CSA has worked with media companies in the past six months to set up "cinema co-ordinators" in many key agencies, establishing a single point of contact for planners and sales teams.

Meanwhile, the industry's joint marketing body, the
Cinema Advertising Association, has continued to press the medium's claims for clients' businesses.

Set up and run by CSA and SMG-owned rivals Pearl & Dean, the body operates as a public voice for the cinema advertising industry. But the rivalry between the two founder companies means a joint marketing approach is not always an easy ride.

 

Lucrative contract

Although market leader in the UK, CSA has come under
pressure from its rival for the lucrative sales contracts from the major cinema operators.

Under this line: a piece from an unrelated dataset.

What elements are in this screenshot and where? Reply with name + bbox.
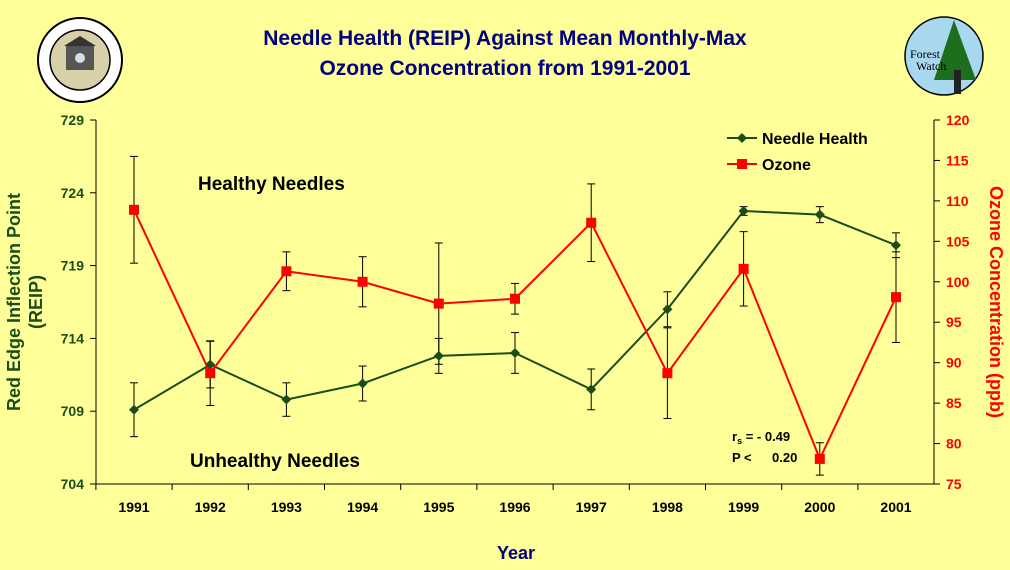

Last year, P&D scored a major coup, snatching the UGC chain from CSA, boosting its portfolio by 396 screens.

The move narrowed the gap between the two companies, P&D had a 43.9% share of cinema screens in the UK, compared to CSA's 55.1%.

However, last month CSA hit back, winning the contract for the National Amusements' Showcase cinema chain of 243 cinemas from its competitor, taking its share back to 63.1%.

"Our single biggest challenge is to get cinema onto schedules which is shared wholeheartedly with Pearl & Dean," says Mills.

Although Mills and Homes have had "bankers" such as Harry Potter, Lord of the Rings and Star Wars in recent months, they are keen to get the message across that admissions as a whole are the story which makes cinema a force to be reckoned with.

"Cinema is attracting audiences of around 3.5 million every week," says Homes.

"Rather than luring advertisers to book campaigns around certain event movies, we want them to think about admissions in general."

If and when the industry achieves that, a two per cent share of the advertising cake could be just the beginning.